A lot of people either didn't see it or were too ignorant to go see it, like "It's against Bush and I'm afraid it'll change my fragile baseless opinions!" or some shit, so who's to say it didn't have any effect on people?
I think at the core of it all, it made democrats seem more full of bullshit because people thought "Since Moore is a democrat, and we have the opinion that he's stupid and you can clearly see it because he's fat, so all democrats must be stupid!"
Republicans are right to think that Moore's is a campaign of FUD, because along with any education it might be bringing, and any encouragement to look into the facts, it's also creating a lot of loudmouthed idiots. This was to be a good thing, because people would eventually argue with each other until they came up for the truth.
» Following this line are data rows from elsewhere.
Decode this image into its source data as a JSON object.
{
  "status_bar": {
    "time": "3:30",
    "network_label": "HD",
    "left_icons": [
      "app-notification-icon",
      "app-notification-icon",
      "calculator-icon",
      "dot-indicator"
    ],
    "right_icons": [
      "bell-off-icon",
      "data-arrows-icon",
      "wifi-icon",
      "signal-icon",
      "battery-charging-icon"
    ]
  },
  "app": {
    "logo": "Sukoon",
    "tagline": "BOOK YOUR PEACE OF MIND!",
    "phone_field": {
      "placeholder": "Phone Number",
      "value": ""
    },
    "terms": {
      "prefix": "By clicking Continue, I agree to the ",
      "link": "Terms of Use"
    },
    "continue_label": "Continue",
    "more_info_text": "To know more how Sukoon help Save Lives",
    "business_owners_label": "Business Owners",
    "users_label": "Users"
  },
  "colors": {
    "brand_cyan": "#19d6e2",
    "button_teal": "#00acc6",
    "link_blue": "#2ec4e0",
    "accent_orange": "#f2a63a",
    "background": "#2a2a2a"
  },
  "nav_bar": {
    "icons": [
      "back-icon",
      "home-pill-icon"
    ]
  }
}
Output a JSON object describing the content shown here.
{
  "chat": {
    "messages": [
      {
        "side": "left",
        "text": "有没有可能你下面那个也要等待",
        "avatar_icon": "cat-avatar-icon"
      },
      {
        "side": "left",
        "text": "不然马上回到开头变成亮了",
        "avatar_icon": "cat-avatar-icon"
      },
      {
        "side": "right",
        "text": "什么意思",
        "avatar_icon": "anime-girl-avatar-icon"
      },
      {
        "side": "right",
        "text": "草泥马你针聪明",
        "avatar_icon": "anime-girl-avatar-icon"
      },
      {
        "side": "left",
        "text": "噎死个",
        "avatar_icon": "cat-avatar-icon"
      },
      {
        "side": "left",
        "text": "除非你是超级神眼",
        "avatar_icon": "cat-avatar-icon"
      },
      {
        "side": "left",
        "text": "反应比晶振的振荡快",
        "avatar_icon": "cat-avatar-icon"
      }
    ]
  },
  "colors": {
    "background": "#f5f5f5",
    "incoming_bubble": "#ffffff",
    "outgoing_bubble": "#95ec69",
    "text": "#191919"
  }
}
Everything was going according to plan, except for one thing... People are fucking idiots. They don't care about finding the truth, this thing is just a pissing contest to the american people. Nobody's actually treating the facts with the attention they deserve, and it's like 100% rhetoric now.
If campaigning swung the pendulum in one direction, by making everything as Jon Stewart describes as keeping up appearances instead of asking the hard hitting question, the idea of 9/11 was that it swung the pendulum the other way, bringing perspective to the entire thing. If one perspective was distorted reality, another perspective was a facts based approach. If the facts were misrepresented, at least they could only be countered by facts instead of bullshit.
Or so I thought. But I guess that I've overestimated people. And that's fucking depressing, because I have a pretty low opinion of people.